In short, statute cannot trump the constitution by adding on new requirements.

This mimics the argument that liberals made in the court earlier this year against the two-thirds rule, which requires a two-thirds majority of the legislature to raise taxes. They relied heavily on Gerbeding to say that the constitution sets the standard and voters can't set new ones.

In other words, regarding the two-thirds standard, they pointed out that Article 2, Section 22 of the state constitution—which says bills must be passed by a majority vote—sets a ceiling (or fixed definition), rather than a floor.

"We believe that the decision further supports our case that the Legislature cannot add to the constitutional majority vote requirement for passage of laws."

Again, Jolt is no lawyer, but Paul Lawrence, the liberal attorney who argued the case in the Supreme Court for the crew of education groups and Olympia Democrats that brought it with the goal of finding new revenue for education, told us:

“Today, the Supreme Court ruled that the state legislature could not by statute add to the constitutional qualifications for election of a Superior Court Judge. The court relied on a prior decision, Gerberding, that held the legislature could not impose term limits on state officers.

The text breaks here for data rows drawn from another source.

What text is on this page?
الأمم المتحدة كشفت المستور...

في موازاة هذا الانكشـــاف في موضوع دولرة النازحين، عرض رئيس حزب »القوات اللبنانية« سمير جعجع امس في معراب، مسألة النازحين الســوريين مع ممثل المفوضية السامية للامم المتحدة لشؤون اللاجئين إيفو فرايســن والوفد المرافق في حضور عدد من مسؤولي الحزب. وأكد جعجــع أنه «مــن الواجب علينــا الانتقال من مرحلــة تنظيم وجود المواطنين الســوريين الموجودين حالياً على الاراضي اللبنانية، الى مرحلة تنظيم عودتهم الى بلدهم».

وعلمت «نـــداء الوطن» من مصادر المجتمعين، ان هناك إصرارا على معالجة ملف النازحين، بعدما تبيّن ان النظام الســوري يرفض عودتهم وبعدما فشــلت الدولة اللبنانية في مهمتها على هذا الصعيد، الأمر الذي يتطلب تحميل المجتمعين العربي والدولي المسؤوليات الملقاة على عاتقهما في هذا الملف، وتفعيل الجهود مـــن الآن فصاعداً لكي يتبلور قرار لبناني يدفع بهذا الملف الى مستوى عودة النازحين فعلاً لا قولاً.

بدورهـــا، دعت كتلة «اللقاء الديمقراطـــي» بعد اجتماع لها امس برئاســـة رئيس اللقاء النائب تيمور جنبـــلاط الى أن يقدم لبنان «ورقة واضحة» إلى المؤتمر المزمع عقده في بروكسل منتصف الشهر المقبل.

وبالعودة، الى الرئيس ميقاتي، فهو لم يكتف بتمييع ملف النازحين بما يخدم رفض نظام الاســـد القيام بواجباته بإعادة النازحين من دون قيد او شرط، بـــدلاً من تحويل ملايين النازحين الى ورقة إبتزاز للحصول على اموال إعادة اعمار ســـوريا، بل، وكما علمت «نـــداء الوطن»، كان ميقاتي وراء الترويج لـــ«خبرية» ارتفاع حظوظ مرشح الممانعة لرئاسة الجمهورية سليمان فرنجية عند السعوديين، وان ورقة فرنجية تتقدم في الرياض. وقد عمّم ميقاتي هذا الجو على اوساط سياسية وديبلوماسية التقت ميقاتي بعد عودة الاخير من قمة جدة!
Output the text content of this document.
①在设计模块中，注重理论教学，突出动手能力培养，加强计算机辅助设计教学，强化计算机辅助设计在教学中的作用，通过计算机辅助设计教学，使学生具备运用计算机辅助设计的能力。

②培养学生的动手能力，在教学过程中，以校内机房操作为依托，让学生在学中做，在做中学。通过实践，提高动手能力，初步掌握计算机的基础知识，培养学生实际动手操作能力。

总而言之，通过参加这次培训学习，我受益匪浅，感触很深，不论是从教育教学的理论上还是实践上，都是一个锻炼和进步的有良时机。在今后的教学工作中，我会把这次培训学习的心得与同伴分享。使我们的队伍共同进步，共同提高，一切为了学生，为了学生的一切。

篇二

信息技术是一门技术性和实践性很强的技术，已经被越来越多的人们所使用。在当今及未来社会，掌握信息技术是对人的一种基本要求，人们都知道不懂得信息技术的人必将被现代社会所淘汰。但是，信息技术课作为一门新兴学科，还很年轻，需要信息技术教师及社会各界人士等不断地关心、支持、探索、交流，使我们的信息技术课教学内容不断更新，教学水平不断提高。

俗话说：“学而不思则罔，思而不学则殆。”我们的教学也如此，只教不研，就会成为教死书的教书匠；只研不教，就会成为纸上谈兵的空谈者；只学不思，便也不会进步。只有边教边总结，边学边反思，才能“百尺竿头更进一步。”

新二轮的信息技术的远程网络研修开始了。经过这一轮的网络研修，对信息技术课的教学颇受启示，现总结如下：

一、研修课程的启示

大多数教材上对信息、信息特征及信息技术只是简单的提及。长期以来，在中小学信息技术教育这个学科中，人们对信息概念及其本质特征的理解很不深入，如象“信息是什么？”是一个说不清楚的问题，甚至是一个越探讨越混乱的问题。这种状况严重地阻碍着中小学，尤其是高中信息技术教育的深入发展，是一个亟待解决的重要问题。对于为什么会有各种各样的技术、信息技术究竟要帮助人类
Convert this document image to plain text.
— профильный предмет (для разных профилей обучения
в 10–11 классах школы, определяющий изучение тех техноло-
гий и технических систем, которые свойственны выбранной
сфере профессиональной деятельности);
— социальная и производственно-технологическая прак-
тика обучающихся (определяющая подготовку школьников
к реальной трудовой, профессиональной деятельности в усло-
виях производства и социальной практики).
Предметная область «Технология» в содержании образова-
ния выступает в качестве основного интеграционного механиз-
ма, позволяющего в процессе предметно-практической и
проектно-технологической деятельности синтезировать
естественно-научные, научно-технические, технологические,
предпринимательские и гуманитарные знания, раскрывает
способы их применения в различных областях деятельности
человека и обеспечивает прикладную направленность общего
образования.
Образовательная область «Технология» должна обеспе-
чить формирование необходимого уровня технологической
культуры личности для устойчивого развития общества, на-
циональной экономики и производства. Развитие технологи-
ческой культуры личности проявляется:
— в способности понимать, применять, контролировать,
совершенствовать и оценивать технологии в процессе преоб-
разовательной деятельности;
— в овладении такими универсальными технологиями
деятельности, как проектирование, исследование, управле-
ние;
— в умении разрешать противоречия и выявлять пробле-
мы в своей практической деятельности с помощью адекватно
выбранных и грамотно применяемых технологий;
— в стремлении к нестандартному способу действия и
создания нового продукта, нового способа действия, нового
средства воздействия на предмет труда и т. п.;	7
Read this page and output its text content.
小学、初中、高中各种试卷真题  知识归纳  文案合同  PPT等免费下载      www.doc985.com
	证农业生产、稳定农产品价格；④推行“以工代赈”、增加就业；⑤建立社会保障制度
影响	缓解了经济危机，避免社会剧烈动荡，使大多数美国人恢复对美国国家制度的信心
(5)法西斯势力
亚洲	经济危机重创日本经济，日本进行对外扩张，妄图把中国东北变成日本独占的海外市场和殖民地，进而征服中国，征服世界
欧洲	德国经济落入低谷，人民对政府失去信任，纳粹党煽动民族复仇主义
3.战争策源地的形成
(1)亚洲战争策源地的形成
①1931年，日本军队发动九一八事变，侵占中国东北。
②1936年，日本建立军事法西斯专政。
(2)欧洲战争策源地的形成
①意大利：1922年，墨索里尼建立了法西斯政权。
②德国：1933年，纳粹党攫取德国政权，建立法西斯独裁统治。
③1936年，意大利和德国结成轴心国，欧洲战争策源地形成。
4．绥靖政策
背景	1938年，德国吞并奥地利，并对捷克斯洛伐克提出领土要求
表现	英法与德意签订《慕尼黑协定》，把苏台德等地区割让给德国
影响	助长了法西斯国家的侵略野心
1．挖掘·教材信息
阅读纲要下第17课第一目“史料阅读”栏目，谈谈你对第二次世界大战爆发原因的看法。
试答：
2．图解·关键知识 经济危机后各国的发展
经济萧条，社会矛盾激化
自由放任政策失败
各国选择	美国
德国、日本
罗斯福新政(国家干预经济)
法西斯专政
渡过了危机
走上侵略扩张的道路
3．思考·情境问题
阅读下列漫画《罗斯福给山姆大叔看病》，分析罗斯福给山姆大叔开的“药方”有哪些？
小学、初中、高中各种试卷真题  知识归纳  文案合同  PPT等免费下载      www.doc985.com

"It was the principal case we relied upon in the two-thirds litigation. We believe that the decision further supports our case that the legislature cannot add to the constitutional majority vote requirement for passage of laws.”

We've asked Eyman what he thinks of today's ruling, and he didn't sound worried. Referring to earlier legal challenges to the two-thirds rule, such as a 2009 case brought by Democratic state senator, and then-majority leader, Sen. Lisa Brown (D-3, Spokane), he told Jolt: "A unanimous state supreme court rejected a lawsuit just like this one just two years ago."

He's right. But Brown's case was tossed because the Supreme Court believed she didn't have standing.

While proponents of the two-thirds rule argued the same procedural point this time around (the issue is called "justiciability" and King County Superior Court ruled against them in May), the Supreme Court justices took up the substantive issues—ones very similar to today's ruling.

Eyman doesn't buy it, and pointed to something he'd written after King County ruled against him and the case headed on to the Supreme Court.

"It is simply inconceivable that the founders of our state and authors of our Constitution - people who were deeply committed to limiting the power of government - intended to prohibit the Legislature and the people from making it tougher to raise taxes.  It's silly to argue otherwise as these Democrat politicians and special interest groups are attempting to do.  Our Constitution exists to protect the people from the government, not to protect the government from the people."